Joegoslavische notities
N. Scheepmaker
Als je in Belgrado op 4 augustus de zgn. Amerikaanse leeszaal binnengaat tref je daar in ruime mate Amerikaanse kranten aan van 2 augustus. Op een tafeltje links liggen bovendien de gestencilde velletjes met daarop het laatste Amerikaanse nieuws in het Servisch, - het valt op dat zij vooral worden weggehaald door oude, morsige mannetjes die er de hemel weet wat mee willen doen: lezen? de blanco achterkant volschrijven? als wc-papier gebruiken? Tien passen van de Amerikaanse leeszaal (en een paar honderd passen van de gelijksoortige Engelse en Franse leeszalen) staat een kiosk waar je buitenlandse kranten kunt kopen. Op 4 augustus is dat dan de New York Times van 29 juli. Waarom, zo vroeg ik me af, konden dezelfde kranten enkele dagen eerder in de leeszaal zijn dan in de kiosken? Worden ze opgehouden, om het onwelkome nieuws althans verouderd te doen zijn? Joegoslavië is en blijft tenslotte een communistisch land, ook al is 't merendeel van de vertoonde films Amerikaans en levert Walt Disney de strips in de kranten. Ik vroeg aan de kiosk naar de Pravda. Het was er een van 29 juli. Op minuscule schaal een illustratie van wat Tito bedoelt met zijn neutrale positie.
De Observer, gekocht op Terazija, bracht het schokkende nieuws: ‘Big purge launched by Tito’. ‘Marshal Tito’, zo heette het, ‘has embarked on the most ruthless purge of the Yugoslav Communist Party since he came to power in 1945. At last week's dramatic session of the fourth plenum of the Central Committee he made it abundantly clear that no one held responsible
for the present economic calamities will be spared - even in the highest ranks.’ Dat was groot nieuws! Ik geneerde me een beetje, want ik had het kunnen weten: de kranten hadden al een week vol redevoeringen gestaan, maar wie leest die? De Politika en de Borba zijn weliswaar lang zo saai niet als de Pravda en de Isvestija, maar waarschuwende headlines als ‘Big purge launched by Tito’ ontbreken nog steeds.
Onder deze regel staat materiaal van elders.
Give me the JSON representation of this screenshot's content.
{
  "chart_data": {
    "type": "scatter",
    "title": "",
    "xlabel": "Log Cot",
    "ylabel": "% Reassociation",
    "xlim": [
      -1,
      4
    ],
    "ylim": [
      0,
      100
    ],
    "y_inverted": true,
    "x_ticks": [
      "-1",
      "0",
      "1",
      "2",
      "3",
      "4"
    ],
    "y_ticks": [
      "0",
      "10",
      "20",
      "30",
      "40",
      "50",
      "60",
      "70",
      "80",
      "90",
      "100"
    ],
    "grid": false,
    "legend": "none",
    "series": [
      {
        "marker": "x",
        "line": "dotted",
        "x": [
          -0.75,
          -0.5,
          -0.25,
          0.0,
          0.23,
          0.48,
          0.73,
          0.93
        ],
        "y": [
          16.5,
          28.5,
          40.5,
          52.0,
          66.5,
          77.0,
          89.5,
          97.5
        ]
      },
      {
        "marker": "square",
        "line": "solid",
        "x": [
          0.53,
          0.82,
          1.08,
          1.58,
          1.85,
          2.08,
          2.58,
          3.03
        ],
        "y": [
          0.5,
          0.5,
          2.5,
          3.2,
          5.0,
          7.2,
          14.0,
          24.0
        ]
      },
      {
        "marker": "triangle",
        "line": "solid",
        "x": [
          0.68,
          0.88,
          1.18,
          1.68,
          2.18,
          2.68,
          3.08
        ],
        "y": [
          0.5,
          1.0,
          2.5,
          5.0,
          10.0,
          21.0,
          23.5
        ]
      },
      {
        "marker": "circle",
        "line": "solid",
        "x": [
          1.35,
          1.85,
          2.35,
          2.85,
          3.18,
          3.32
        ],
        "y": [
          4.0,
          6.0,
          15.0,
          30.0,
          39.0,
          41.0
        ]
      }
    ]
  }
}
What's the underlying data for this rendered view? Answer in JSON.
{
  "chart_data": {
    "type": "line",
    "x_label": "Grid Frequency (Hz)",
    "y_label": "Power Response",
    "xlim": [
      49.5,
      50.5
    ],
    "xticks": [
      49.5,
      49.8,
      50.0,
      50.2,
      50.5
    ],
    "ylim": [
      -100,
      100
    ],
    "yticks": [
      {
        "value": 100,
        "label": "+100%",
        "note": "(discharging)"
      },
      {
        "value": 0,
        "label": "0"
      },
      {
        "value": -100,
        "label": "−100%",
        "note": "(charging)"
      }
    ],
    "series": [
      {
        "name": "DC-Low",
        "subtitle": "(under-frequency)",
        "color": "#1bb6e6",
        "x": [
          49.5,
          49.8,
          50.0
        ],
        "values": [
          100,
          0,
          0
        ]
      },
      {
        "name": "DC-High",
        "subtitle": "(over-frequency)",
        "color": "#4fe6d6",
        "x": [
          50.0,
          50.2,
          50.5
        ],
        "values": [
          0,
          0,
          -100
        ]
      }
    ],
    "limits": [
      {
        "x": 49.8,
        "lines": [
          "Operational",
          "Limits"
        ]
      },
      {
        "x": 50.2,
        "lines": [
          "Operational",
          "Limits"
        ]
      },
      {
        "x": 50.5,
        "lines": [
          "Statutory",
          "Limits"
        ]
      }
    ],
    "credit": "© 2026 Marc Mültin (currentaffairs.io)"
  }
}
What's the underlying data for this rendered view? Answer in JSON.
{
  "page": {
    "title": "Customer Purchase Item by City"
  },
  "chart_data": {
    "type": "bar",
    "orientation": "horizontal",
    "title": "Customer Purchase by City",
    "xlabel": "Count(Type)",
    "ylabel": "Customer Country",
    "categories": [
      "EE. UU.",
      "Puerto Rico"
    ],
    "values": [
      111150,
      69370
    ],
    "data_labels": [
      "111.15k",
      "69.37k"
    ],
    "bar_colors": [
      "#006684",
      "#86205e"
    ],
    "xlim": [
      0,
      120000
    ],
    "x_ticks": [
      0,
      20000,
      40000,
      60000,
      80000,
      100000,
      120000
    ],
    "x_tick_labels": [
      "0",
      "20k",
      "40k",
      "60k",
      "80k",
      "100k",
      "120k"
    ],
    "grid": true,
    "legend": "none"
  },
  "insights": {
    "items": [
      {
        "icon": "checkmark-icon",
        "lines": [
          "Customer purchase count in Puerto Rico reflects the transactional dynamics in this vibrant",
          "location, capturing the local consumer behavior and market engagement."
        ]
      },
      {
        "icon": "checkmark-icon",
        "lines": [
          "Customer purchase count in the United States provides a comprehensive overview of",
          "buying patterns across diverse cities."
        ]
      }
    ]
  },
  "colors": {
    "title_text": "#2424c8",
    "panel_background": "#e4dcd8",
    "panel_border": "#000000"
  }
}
Ik was wel een beetje verbaasd dat ik een week in een gistende wereld had vertoefd zonder dat me dat was opgevallen, en niet zonder enige opwinding toonde ik aan Joegoslavische kennissen de Observer. Met een schouderophalen namen ze er kennis van. Wat betekende ‘no one held responsible will be spared - even in the highest ranks’? De allerhoogsten, zo zei men mij, zullen toch niet verantwoordelijk worden gesteld voor de ‘economic calamities’. Tito, Kardelj? Rankovic? Het zullen de mindere goden zijn die de dupe worden, aan de top zal weinig veranderen. Maar ook dat weinige, - zo zei men mij, - zal welkom zijn.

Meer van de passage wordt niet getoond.